Spackling paste or spackle is a putty used to fill holes, small cracks, and other minor surface defects in wood, drywall, and plaster. Typically, spackling is composed of gypsum plaster from hydrated calcium sulfate and glue.

==Spackle trademark==
Spackle is an abandoned trademark of the Muralo Company, located in Bayonne, New Jersey. Muralo's product is dry powder, to be mixed with water by the user to form putty or paste brought to market in 1927, then patented and trademarked in 1928. The term spackle has since become a genericized trademark applied in the United States to a variety of household hole-filling products.

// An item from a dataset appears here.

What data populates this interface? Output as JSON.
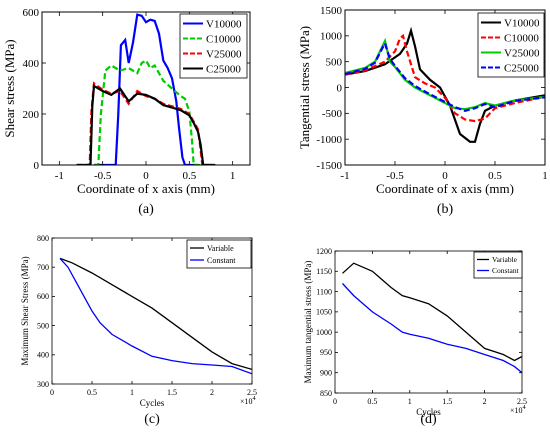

The first written appearance of the generic use of the word spackle was around 1940. The product name was likely derived from the German word Spachtel, meaning "putty knife" or "filler." Other possible origins include Russian шпаклевать (tr. shpaklevat; to fill holes with putty or caulk), Polish szpachla (spatula or putty knife), and Yiddish spaklieven (to fill in small holes in plaster), all of which are likely derived from German.

==Polyfilla==
In the United Kingdom, Ireland, South Africa, Australia, and Canada, the brand "Polyfilla", multipurpose filler, is used as a generic term for spackling paste, even though it differs from spackle in being cellulose based. The manufacturers claim that it has an advantage over spackle in that it does not shrink or crack.

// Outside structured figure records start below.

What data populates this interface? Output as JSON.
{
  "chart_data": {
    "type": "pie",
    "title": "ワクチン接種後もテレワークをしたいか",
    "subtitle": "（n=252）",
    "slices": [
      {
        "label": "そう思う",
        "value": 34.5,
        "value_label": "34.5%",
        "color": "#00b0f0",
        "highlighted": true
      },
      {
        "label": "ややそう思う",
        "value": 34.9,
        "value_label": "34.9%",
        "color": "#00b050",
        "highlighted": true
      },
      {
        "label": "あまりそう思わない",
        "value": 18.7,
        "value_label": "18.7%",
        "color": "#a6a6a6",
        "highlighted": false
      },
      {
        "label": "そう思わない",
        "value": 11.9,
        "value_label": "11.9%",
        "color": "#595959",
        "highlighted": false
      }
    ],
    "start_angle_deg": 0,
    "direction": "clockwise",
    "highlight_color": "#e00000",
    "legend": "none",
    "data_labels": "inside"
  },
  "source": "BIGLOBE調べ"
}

==Comparison with joint compound==
Spackling paste is comparable to joint compound. Both serve the similar purpose of filling in low spots in walls and ceilings. Spackling paste typically dries faster, shrinks less during drying, and is meant for smaller repairs. Unlike joint compound, spackle cannot be used as a skim coat or to finish drywall. It is not uncommon to call any of these products "spackle", but tradespersons will usually specify joint compound (drywall mud) when that is specifically meant.